Separately, members of an Israeli armoured brigade "eliminated terrorist squads and directed fire against terrorist targets in the north of the Gaza Strip", the military said.
- Fighting spreads -
International leaders and humanitarian groups condemned the return to fighting.
"I deeply regret that military operations have started again in Gaza," UN Secretary-General Antonio Guterres said on X, formerly Twitter.
In the occupied West Bank, the Israeli army said troops shot dead a Palestinian at a checkpoint near the city of Nablus after he "drew a knife and started to advance towards them."
Syria said Israel carried out air strikes near Damascus on Saturday. Iran's Revolutionary Guard accused Israel of killing two of its members in Syria who it said had been on an "advisory mission".
Hamas in October last year said it had restored relations with Syria's government.
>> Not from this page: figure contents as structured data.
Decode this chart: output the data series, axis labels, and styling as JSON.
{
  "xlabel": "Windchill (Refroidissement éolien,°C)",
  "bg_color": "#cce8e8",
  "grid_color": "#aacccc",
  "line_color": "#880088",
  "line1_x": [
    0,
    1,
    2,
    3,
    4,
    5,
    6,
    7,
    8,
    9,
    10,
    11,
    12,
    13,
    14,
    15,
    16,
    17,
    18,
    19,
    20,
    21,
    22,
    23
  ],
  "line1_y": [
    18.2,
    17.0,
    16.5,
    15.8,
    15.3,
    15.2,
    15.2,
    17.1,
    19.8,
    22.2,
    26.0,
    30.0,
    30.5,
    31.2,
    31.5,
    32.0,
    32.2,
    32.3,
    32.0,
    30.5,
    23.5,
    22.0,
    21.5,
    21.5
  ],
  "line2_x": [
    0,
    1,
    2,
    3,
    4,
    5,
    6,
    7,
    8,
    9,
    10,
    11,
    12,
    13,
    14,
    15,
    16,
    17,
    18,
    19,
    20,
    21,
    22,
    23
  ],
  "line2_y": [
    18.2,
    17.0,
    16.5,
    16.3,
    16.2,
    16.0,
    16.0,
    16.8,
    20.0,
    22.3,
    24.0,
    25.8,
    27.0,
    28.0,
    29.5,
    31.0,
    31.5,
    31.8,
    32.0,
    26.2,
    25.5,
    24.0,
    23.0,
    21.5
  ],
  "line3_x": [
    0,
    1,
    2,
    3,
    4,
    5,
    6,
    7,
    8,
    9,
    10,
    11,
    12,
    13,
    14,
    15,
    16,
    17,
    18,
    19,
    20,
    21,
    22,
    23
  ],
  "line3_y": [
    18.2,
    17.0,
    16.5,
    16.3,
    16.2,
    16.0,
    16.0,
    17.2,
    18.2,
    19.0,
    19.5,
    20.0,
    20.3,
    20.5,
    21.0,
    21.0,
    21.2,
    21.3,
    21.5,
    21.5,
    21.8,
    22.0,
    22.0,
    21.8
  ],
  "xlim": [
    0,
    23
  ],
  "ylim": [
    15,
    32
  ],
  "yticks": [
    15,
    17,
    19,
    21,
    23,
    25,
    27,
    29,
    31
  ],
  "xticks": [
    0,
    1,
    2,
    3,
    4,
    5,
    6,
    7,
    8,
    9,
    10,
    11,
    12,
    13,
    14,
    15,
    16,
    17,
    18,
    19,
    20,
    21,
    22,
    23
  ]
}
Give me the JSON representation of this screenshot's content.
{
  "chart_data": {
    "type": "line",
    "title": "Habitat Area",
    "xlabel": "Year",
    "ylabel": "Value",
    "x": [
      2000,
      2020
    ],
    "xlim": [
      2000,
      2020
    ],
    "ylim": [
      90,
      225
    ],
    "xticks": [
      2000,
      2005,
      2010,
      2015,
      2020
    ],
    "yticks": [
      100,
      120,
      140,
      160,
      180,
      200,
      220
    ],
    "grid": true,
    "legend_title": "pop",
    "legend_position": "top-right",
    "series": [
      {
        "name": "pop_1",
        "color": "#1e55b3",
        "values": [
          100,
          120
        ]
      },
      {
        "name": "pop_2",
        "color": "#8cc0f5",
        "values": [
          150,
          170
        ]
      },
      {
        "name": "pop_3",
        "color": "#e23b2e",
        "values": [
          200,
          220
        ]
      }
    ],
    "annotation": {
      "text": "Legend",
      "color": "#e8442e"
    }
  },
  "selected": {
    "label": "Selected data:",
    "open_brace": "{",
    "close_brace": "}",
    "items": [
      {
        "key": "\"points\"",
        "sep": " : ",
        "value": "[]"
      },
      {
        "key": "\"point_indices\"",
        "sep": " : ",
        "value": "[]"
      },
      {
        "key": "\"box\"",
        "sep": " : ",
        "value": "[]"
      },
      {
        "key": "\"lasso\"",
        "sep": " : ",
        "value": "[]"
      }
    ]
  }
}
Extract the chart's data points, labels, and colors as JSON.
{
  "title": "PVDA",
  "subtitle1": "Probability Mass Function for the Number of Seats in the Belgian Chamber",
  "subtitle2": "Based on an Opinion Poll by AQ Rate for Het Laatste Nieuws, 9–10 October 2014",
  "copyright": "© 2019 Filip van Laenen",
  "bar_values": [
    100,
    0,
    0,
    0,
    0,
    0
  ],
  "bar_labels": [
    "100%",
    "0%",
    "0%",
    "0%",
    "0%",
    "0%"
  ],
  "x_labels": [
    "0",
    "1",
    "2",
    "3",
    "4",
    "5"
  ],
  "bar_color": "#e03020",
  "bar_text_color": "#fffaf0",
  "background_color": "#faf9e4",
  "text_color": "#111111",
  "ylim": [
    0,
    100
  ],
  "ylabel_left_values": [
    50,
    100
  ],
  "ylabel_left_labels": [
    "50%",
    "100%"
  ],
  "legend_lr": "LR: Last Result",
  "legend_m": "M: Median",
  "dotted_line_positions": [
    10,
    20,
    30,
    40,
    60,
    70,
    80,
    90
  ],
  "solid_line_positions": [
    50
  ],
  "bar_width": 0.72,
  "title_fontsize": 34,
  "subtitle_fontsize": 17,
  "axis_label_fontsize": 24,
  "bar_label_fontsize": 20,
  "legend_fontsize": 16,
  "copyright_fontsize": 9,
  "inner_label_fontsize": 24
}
Israeli attacks on targets in Syria have intensified since the Israel-Hamas war began.
The week of hostage-prisoner exchanges yielded tearful reunions of Israeli families with their released relatives and jubilation in the streets of the West Bank as Palestinians walked free from Israeli jails.
Twenty-five other hostages, mostly Thais, were also freed outside the scope of the truce deal.
The Israeli army on Saturday said 137 hostages were still being held in Gaza.
The end of the pause meant bitter disappointment for the families of those still not freed.
"We saw a chance for people to come out, be reunited with their families and resume their old lives," said Ilan Zharia, the uncle of Eden Yerushalmi, 20, one of the women still held captive.